Wann ist der Puls zu niedrig?
Der Puls beschreibt die Anzahl der Herzschläge pro Minute. Er ist zum Beispiel an der Halsschlagader oder an der Hand ertastbar. Dennoch sollte er für eine erste medizinische Diagnose immer mit dem Blutdruck zusammen gemessen werden. Zudem kommt es für eine Einschätzung auch darauf an, ob die Pulsschläge schwach, kräftig, flattrig oder unregelmäßig sind.
Um herausufinden, wann ein Puls zu niedrig ist, muss man zunächst wissen, wo der normale Ruhepuls eines Menschens liegt. Der “normale” Ruhepuls kann eine große Schwankungsbreite haben. Werte zwischen etwa 50 und 100 Pulsschlägen pro Minute werden in der Regel als normal angesehen. Trainierte Ausdauersportler können einen niedrigeren Ruhepuls. Insbesondere Radsportler haben teilweise einen Ruhepuls von um die 30 Schläge pro Minute. Babys und Kinder haben regelmäßig einen höheren Pulsschlag.
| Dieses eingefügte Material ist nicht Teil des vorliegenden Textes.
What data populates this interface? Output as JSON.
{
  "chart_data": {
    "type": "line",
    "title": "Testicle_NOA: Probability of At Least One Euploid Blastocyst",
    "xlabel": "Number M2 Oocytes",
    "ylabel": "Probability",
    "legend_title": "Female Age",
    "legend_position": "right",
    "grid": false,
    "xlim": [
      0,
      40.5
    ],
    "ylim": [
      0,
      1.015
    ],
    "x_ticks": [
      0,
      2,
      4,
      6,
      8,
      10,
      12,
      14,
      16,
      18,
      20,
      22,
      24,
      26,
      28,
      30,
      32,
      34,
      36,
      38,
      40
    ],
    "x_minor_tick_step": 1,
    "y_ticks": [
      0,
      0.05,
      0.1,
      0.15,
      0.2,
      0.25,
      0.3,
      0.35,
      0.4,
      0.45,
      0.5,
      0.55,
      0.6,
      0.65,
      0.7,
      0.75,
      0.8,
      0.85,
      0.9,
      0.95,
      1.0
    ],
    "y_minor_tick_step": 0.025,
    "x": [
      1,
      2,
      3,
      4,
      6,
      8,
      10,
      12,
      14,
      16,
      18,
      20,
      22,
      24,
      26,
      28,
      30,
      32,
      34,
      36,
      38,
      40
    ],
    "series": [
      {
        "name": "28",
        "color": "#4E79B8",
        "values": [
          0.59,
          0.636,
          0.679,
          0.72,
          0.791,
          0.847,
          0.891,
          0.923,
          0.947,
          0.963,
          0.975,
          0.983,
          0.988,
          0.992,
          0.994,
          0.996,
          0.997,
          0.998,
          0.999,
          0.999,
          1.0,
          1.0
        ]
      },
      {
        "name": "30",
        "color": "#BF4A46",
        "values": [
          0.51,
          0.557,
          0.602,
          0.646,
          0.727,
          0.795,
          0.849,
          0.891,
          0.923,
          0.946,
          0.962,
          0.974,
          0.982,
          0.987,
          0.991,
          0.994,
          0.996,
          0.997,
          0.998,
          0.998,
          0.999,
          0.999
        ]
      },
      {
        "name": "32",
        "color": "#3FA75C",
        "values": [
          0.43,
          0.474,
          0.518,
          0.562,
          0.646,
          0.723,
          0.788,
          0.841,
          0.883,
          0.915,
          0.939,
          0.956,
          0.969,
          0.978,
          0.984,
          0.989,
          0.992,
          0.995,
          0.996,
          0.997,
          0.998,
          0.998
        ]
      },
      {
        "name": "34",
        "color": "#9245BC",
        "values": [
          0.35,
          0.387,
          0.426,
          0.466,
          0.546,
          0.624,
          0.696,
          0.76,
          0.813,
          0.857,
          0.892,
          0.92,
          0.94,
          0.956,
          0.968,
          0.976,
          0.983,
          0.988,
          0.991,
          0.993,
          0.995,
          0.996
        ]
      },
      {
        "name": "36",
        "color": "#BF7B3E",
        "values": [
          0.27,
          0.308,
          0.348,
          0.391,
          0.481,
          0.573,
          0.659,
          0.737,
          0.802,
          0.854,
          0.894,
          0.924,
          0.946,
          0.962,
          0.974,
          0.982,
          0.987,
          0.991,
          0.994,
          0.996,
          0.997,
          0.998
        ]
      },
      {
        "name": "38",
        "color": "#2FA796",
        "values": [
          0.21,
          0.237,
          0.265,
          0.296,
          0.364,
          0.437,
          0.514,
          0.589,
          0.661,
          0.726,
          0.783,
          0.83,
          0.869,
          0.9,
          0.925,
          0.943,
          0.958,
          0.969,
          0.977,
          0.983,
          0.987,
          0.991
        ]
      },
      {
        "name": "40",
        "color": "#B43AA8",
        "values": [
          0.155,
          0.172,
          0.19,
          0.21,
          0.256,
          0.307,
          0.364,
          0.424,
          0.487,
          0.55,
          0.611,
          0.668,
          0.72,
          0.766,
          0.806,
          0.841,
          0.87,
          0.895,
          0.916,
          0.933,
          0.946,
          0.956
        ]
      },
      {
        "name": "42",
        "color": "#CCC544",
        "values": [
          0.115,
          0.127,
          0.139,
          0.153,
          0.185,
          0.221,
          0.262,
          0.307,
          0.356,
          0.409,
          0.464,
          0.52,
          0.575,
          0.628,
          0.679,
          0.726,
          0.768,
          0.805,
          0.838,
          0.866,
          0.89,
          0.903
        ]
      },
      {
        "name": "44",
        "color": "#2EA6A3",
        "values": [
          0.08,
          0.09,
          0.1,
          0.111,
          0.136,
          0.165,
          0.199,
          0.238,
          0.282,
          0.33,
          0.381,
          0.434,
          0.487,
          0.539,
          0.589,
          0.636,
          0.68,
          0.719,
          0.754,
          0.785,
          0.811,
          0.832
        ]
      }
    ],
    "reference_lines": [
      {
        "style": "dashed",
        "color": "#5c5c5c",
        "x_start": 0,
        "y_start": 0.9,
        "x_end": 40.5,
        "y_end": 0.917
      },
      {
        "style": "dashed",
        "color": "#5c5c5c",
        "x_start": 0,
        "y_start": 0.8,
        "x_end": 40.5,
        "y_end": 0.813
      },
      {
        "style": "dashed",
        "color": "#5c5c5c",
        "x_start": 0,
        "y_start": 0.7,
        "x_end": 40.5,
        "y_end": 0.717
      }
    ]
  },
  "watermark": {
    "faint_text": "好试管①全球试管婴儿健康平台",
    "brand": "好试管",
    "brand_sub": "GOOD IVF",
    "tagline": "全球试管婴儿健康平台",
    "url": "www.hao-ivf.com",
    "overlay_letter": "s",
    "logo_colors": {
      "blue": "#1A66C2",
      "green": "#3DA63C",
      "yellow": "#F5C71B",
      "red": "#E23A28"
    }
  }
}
Eine Faustformel beschreibt den Maximalpuls wie folgt:
220 − Lebensalter = Maximalpuls
Ein niedriger Puls liegt also je nach Zustand dann vor, wenn man als (untrainierter) Erwachsener unter die Schwelle von ca. 50 Pulsschlägen pro Minute fällt. Nun kommt es darauf an, welche Begleiterscheinungen bestehen. Treten vermehrt Schwindelgefühle auf oder gibt es immer mal wieder ein Stechen in der Brust, dann sollte man in jedem Fall einen Kardiologen aufsuchen. Wenn man sich jedoch bei einem niedrigen Puls wohl fühlt, spricht nichts dagegen. Ein niedriger Pulsschlag ist statistisch mit einer langen Lebenserwartung verbunden. Die besten Beispiele hierfür findet man in der Natur. Einige Schildkrötenarten können zum Beispiel ihren Puls während der Winterruhe auf 3 – 4 Pulschlägen pro Stunde herunter setzen.